HANOI (AFP) — An exotic and colourful new urban species has invaded Vietnam’s crowded city streets, turning heads, slowing traffic and making a lot of noise — the feather-boa bicycle bandit.
No one is quite sure where, how or why the fashion craze started, but for the past few months, youths in the capital Hanoi have turned their bicycles into mobile works of art, the more extravagant the better.
Teens have beautified small two-wheelers with glitter and plastic flowers, giant silk butterflies and teddy bears, Christmas tinsel and paper parasols and, yes, feather boas, in an anything-goes creative arms race.
A boy rides on a colourfully decorated bicycle
along a street in downtown Hanoi
Youngsters have rigged blinking lights, MP3 players and batteries to the frames to blast techno and hip-hop down previously tranquil tree-lined streets, earning them both amused smiles and reproachful looks from their elders.
Motor-scooters and luxury cars may increasingly choke up the streets of Vietnam’s newly affluent cities, but the children of the boom have rediscovered the bicycle and are happily weaving and dodging through the traffic jams.
They travel in packs, a pillion passenger usually standing on the back of each bike, zooming past baffled adults who are left to ponder tail signs with messages like “Cool boy,” “Baby cute,” “Thanks, mom” and “Don’t ask”.
Their parents may have grown up in far tougher times, wearing anonymous office attire and olive army shirts, but for this generation, Korean hairstyles and earrings are as normal as multi-player video games.
“I don’t know where this fashion comes from,” shrugged Nguyen Van Thanh, 17, sitting on his bike outside an Internet parlour while his friends unloaded on virtual terrorists and read online Japanese manga cartoons.
“My friends like these bikes, so I bought one for fun.”
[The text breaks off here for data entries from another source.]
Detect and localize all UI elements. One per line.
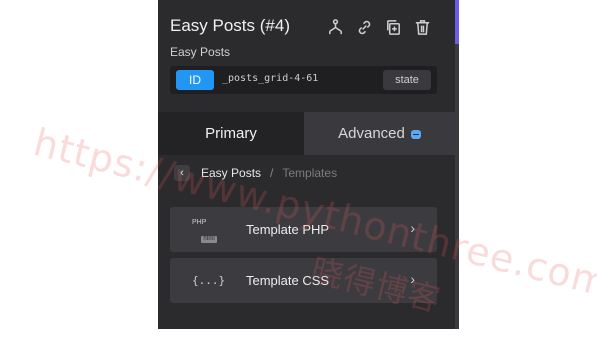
tab-advanced-label: Advanced xyxy=(338,125,405,142)
accent-bar xyxy=(455,0,459,44)
link-icon[interactable] xyxy=(353,16,376,39)
state-button[interactable]: state xyxy=(383,70,431,90)
template-php-label: Template PHP xyxy=(246,222,330,237)
breadcrumb-current[interactable]: Easy Posts xyxy=(201,166,261,180)
chevron-right-icon: › xyxy=(410,271,415,287)
element-id-row: ID _posts_grid-4-61 state xyxy=(170,66,437,94)
collapse-indicator-icon xyxy=(410,129,421,139)
breadcrumb: ‹ Easy Posts / Templates xyxy=(174,164,337,182)
element-title: Easy Posts (#4) xyxy=(170,16,290,35)
breadcrumb-section: Templates xyxy=(282,166,338,180)
element-toolbar xyxy=(324,16,434,39)
breadcrumb-separator: / xyxy=(270,166,274,180)
php-html-icon: PHP html xyxy=(192,219,220,243)
sitemap-icon[interactable] xyxy=(324,16,347,39)
duplicate-icon[interactable] xyxy=(382,16,405,39)
panel-tabs: Primary Advanced xyxy=(158,112,455,155)
php-icon-bottom: html xyxy=(201,236,217,243)
element-id-value[interactable]: _posts_grid-4-61 xyxy=(222,73,318,84)
template-css-label: Template CSS xyxy=(246,273,330,288)
tab-primary[interactable]: Primary xyxy=(158,112,304,155)
template-php-item[interactable]: PHP html Template PHP › xyxy=(170,207,437,252)
id-badge[interactable]: ID xyxy=(176,70,214,90)
template-css-item[interactable]: {...} Template CSS › xyxy=(170,258,437,303)
canvas-edge xyxy=(455,0,459,329)
element-panel: Easy Posts (#4) Easy Posts ID _posts_gri… xyxy=(158,0,455,329)
tab-primary-label: Primary xyxy=(205,125,257,142)
php-icon-top: PHP xyxy=(192,219,207,226)
css-braces-icon: {...} xyxy=(192,274,226,287)
back-chevron-icon[interactable]: ‹ xyxy=(174,165,190,181)
element-subtitle: Easy Posts xyxy=(170,45,231,59)
trash-icon[interactable] xyxy=(411,16,434,39)
tab-advanced[interactable]: Advanced xyxy=(304,112,455,155)
chevron-right-icon: › xyxy=(410,220,415,236)
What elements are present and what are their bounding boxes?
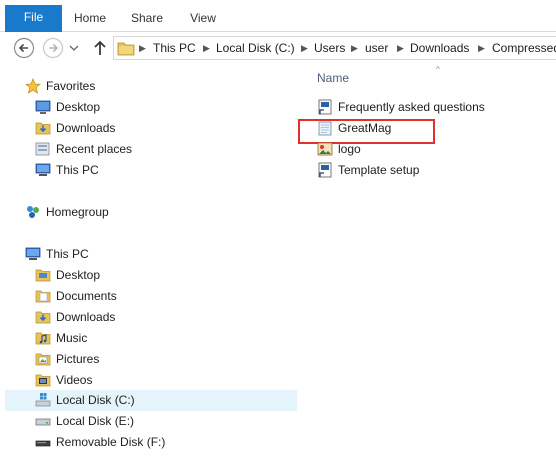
file-name: GreatMag: [338, 121, 392, 135]
image-file-icon: [317, 142, 333, 156]
tree-item-local-disk-e[interactable]: Local Disk (E:): [35, 411, 295, 432]
recent-places-icon: [35, 142, 50, 156]
tree-item-favorites-downloads[interactable]: Downloads: [35, 118, 295, 139]
downloads-folder-icon: [35, 122, 51, 135]
pictures-folder-icon: [35, 353, 51, 366]
tree-item-removable-disk-f[interactable]: Removable Disk (F:): [35, 432, 295, 453]
removable-drive-icon: [35, 440, 51, 447]
shortcut-file-icon: [318, 162, 332, 178]
drive-icon: [35, 418, 51, 426]
chevron-down-icon: [69, 45, 79, 51]
tree-item-label: Downloads: [56, 121, 116, 135]
up-button[interactable]: [92, 38, 108, 58]
star-icon: [25, 78, 41, 94]
navigation-bar: ▶ This PC ▶ Local Disk (C:) ▶ Users ▶ us…: [0, 33, 556, 63]
tree-item-label: Local Disk (C:): [56, 393, 135, 407]
breadcrumb-separator[interactable]: ▶: [397, 40, 404, 57]
tree-item-music[interactable]: Music: [35, 328, 295, 349]
tree-item-label: Downloads: [56, 310, 116, 324]
shortcut-file-icon: [318, 99, 332, 115]
folder-icon: [35, 290, 51, 303]
tree-favorites[interactable]: Favorites: [25, 76, 295, 97]
file-name: Template setup: [338, 163, 420, 177]
tree-item-label: Videos: [56, 373, 93, 387]
tree-this-pc[interactable]: This PC: [25, 244, 295, 265]
windows-drive-icon: [35, 393, 51, 407]
tree-item-label: Desktop: [56, 268, 101, 282]
navigation-pane: Favorites Desktop Downloads Recent place…: [0, 63, 298, 463]
music-folder-icon: [35, 332, 51, 345]
tree-item-label: Favorites: [46, 79, 96, 93]
tree-item-favorites-this-pc[interactable]: This PC: [35, 160, 295, 181]
tree-item-pc-downloads[interactable]: Downloads: [35, 307, 295, 328]
homegroup-icon: [27, 206, 39, 218]
tab-view[interactable]: View: [180, 6, 226, 32]
sort-ascending-icon: ^: [436, 65, 440, 74]
column-header-name[interactable]: Name: [317, 71, 349, 85]
breadcrumb-separator[interactable]: ▶: [351, 40, 358, 57]
tree-item-label: Documents: [56, 289, 117, 303]
tree-item-label: Recent places: [56, 142, 133, 156]
tab-file[interactable]: File: [5, 5, 62, 32]
tree-item-favorites-desktop[interactable]: Desktop: [35, 97, 295, 118]
tree-item-label: Local Disk (E:): [56, 414, 135, 428]
folder-icon: [117, 42, 135, 56]
breadcrumb-users[interactable]: Users: [314, 40, 345, 57]
downloads-folder-icon: [35, 311, 51, 324]
breadcrumb-separator[interactable]: ▶: [139, 40, 146, 57]
videos-folder-icon: [35, 374, 51, 387]
computer-icon: [35, 163, 51, 176]
breadcrumb-this-pc[interactable]: This PC: [153, 40, 196, 57]
address-bar[interactable]: ▶ This PC ▶ Local Disk (C:) ▶ Users ▶ us…: [113, 36, 556, 60]
breadcrumb-local-disk-c[interactable]: Local Disk (C:): [216, 40, 295, 57]
tree-homegroup[interactable]: Homegroup: [25, 202, 295, 223]
file-name: logo: [338, 142, 361, 156]
folder-icon: [35, 269, 51, 282]
breadcrumb-separator[interactable]: ▶: [478, 40, 485, 57]
tab-share[interactable]: Share: [122, 6, 172, 32]
tree-item-local-disk-c[interactable]: Local Disk (C:): [5, 390, 297, 411]
ribbon: File Home Share View: [0, 0, 556, 32]
computer-icon: [25, 247, 41, 260]
tree-item-videos[interactable]: Videos: [35, 370, 295, 391]
breadcrumb-separator[interactable]: ▶: [301, 40, 308, 57]
file-list: ^ Name Frequently asked questions GreatM…: [298, 63, 556, 463]
breadcrumb-compressed[interactable]: Compressed: [492, 40, 556, 57]
tree-item-recent-places[interactable]: Recent places: [35, 139, 295, 160]
breadcrumb-separator[interactable]: ▶: [203, 40, 210, 57]
tree-item-label: This PC: [56, 163, 99, 177]
breadcrumb-downloads[interactable]: Downloads: [410, 40, 469, 57]
up-arrow-icon: [94, 40, 106, 55]
tree-item-label: Homegroup: [46, 205, 109, 219]
tab-home[interactable]: Home: [66, 6, 114, 32]
back-arrow-icon: [13, 37, 35, 59]
forward-button[interactable]: [42, 37, 64, 59]
recent-locations-button[interactable]: [68, 42, 80, 54]
tree-item-documents[interactable]: Documents: [35, 286, 295, 307]
back-button[interactable]: [13, 37, 35, 59]
tree-item-pc-desktop[interactable]: Desktop: [35, 265, 295, 286]
forward-arrow-icon: [42, 37, 64, 59]
breadcrumb-user[interactable]: user: [365, 40, 388, 57]
tree-item-label: Music: [56, 331, 88, 345]
tree-item-pictures[interactable]: Pictures: [35, 349, 295, 370]
text-file-icon: [318, 121, 332, 136]
tree-item-label: Desktop: [56, 100, 101, 114]
tree-item-label: Pictures: [56, 352, 100, 366]
tree-item-label: This PC: [46, 247, 89, 261]
desktop-icon: [35, 100, 51, 114]
tree-item-label: Removable Disk (F:): [56, 435, 166, 449]
file-name: Frequently asked questions: [338, 100, 485, 114]
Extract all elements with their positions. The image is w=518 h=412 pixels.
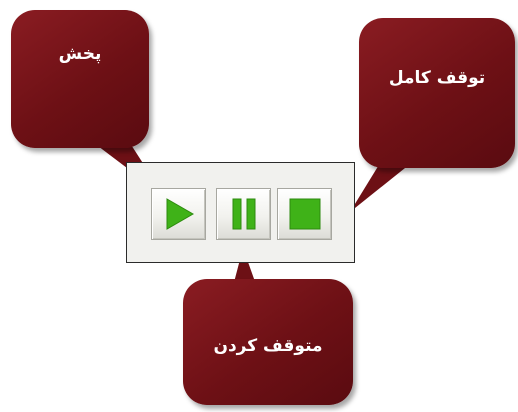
media-controls-toolbar <box>126 162 355 263</box>
stop-icon <box>289 198 320 230</box>
pause-button[interactable] <box>216 188 271 240</box>
stop-callout-label: توقف کامل <box>388 68 486 88</box>
pause-callout-label: متوقف کردن <box>213 336 323 356</box>
pause-icon <box>232 198 255 230</box>
pause-callout: متوقف کردن <box>183 279 353 405</box>
stop-callout: توقف کامل <box>359 18 515 168</box>
stop-button[interactable] <box>277 188 332 240</box>
play-callout-label: پخش <box>58 44 102 64</box>
play-icon <box>166 198 194 230</box>
play-callout: پخش <box>11 10 149 148</box>
play-button[interactable] <box>151 188 206 240</box>
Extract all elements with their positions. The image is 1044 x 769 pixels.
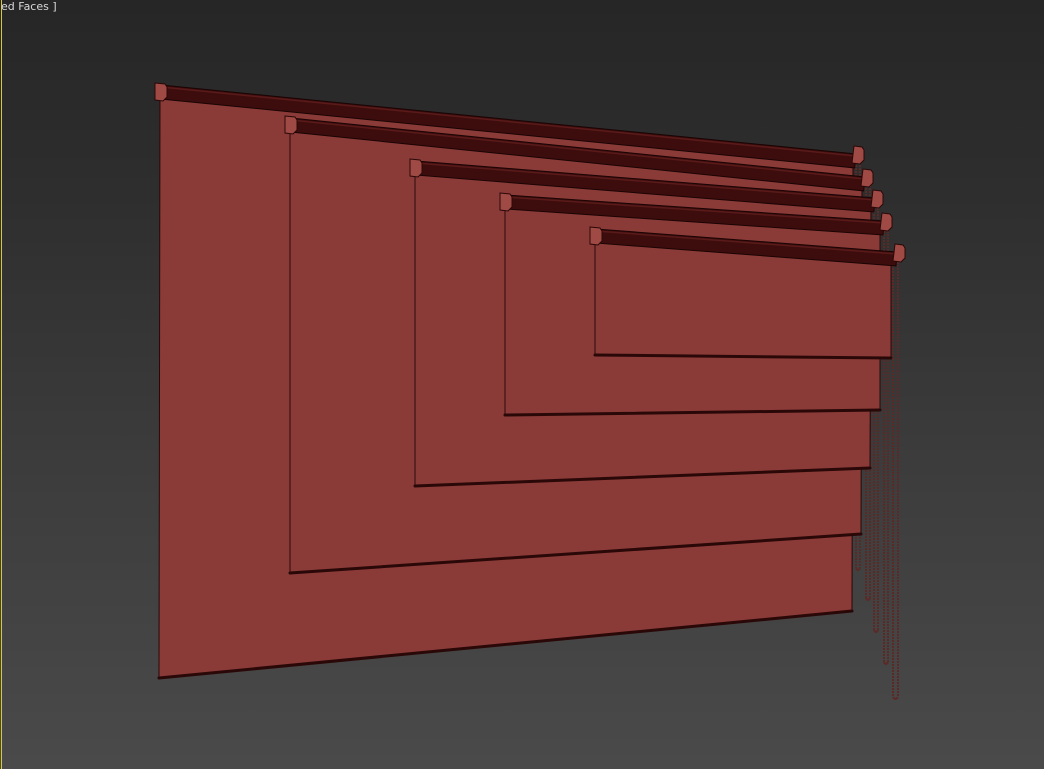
blind-4-cord-loop (883, 661, 889, 665)
scene-canvas[interactable] (0, 0, 1044, 769)
blind-3-bracket-left (409, 158, 423, 178)
blind-1-bracket-right (851, 145, 865, 165)
blind-2-cord-loop (865, 597, 871, 601)
blind-5-bracket-right (892, 243, 906, 263)
blind-3-cord-loop (873, 629, 879, 633)
blind-5-bracket-left (589, 226, 603, 246)
blind-2-bracket-left (284, 115, 298, 135)
blind-3-bracket-right (870, 189, 884, 209)
blind-4-bracket-left (499, 192, 513, 212)
blind-1-bracket-left (154, 82, 168, 102)
blind-1-cord-loop (855, 567, 861, 571)
blind-4-bracket-right (879, 212, 893, 232)
blind-2-bracket-right (860, 168, 874, 188)
blind-5-cord-loop (892, 696, 899, 700)
viewport-perspective[interactable]: ed Faces ] (0, 0, 1044, 769)
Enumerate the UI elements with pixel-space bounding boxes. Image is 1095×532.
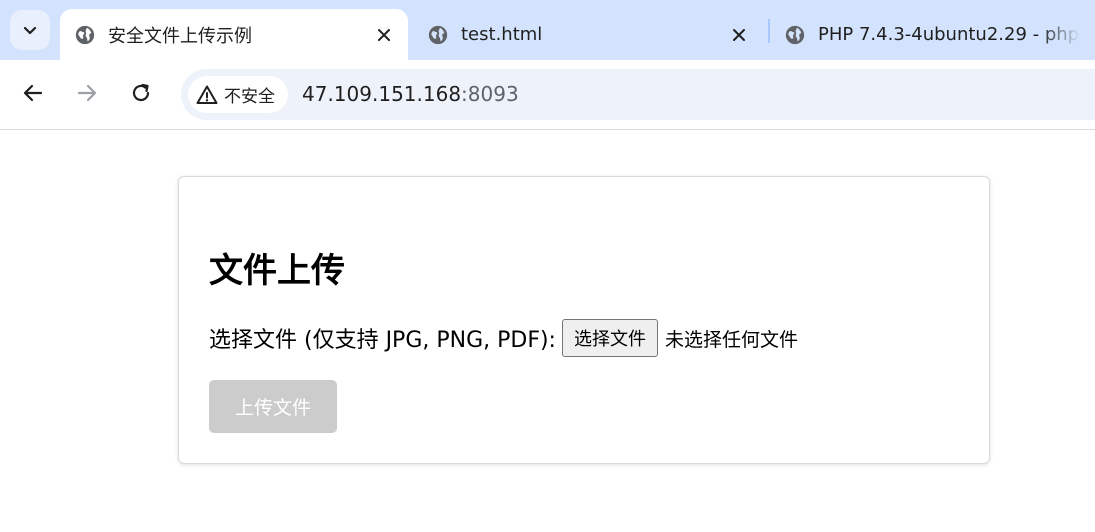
tab-fade: [1040, 9, 1080, 60]
back-button[interactable]: [15, 75, 51, 111]
close-icon[interactable]: [727, 23, 751, 47]
upload-card: 文件上传 选择文件 (仅支持 JPG, PNG, PDF): 选择文件 未选择任…: [178, 176, 990, 464]
browser-toolbar: 不安全 47.109.151.168:8093: [0, 60, 1095, 130]
upload-button[interactable]: 上传文件: [209, 380, 337, 433]
arrow-right-icon: [77, 84, 97, 102]
address-bar[interactable]: 不安全 47.109.151.168:8093: [181, 69, 1095, 120]
security-chip[interactable]: 不安全: [188, 76, 288, 113]
tab-strip: 安全文件上传示例 test.html PHP 7.4.3-4ubuntu2.29…: [0, 0, 1095, 60]
reload-icon: [132, 83, 150, 102]
close-icon[interactable]: [372, 23, 396, 47]
tab-test-html[interactable]: test.html: [413, 9, 763, 60]
reload-button[interactable]: [123, 75, 159, 111]
file-row: 选择文件 (仅支持 JPG, PNG, PDF): 选择文件 未选择任何文件: [209, 319, 798, 357]
tab-title: 安全文件上传示例: [108, 25, 252, 47]
globe-icon: [428, 25, 448, 44]
globe-icon: [785, 25, 805, 44]
file-label: 选择文件 (仅支持 JPG, PNG, PDF):: [209, 328, 556, 353]
tab-active[interactable]: 安全文件上传示例: [60, 9, 408, 60]
forward-button[interactable]: [69, 75, 105, 111]
chevron-down-icon: [23, 26, 37, 35]
url-text[interactable]: 47.109.151.168:8093: [302, 82, 519, 106]
no-file-text: 未选择任何文件: [664, 328, 798, 351]
page-title: 文件上传: [209, 251, 345, 291]
url-port: :8093: [461, 82, 519, 106]
tab-search-button[interactable]: [10, 10, 50, 50]
warning-icon: [196, 85, 218, 104]
arrow-left-icon: [23, 84, 43, 102]
globe-icon: [75, 25, 95, 44]
tab-title: test.html: [461, 24, 543, 45]
url-host: 47.109.151.168: [302, 82, 462, 106]
choose-file-button[interactable]: 选择文件: [561, 319, 658, 357]
security-label: 不安全: [224, 87, 275, 107]
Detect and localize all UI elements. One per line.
Thanh said he spent about 75 dollars on the bike, and another 50 dollars on decorations, including hundreds of purple ribbons which he painstakingly glued to the frame one recent day while skipping afternoon school classes.
“The most important thing is how you decorate it,” he explained. “It shows your personal style.”
Thanh said he bought a fake Chinese-made iPod, a battery and loudspeakers to underline his colourful street look with a robust audio presence, an ironic nod to bicycle salesmen’s recorded pitches for ice cream or mouse traps.
“It’s really cool when we have dozens of bikes and hang out and turn up the music,” he said. “We cruise around the city lakes. Everyone on the street looks at us. It’s fun. It’s cool. It’s fashion.”
Many foreigners agree, even as they struggle to interpret the new trend.
“It reminds me of rococo decorative architecture — but mobile and with a rockin’ sound system,” said resident Californian artist Bradford Edwards.
“I’ve seen lots of kitsch in Vietnam, but what I like about this is that it’s young, home-grown and wholesome. It’s third-generation kitsch, handed down from grandpa to dad to the kids, who’ve taken it and blended it with Western street culture, but with this heavy-glitter Vietnamese thing.”
Police in the communist country, somewhat slower to embrace the new fashion, have already thinned out the roving armies of bicycle bandits.
“One evening I was stopped by four police,” said one of Thanh’s friends.
“They broke my loudspeakers. It was bad. I had to install new ones. Now when we see police, we turn off the music and turn around. Then we turn it on again.”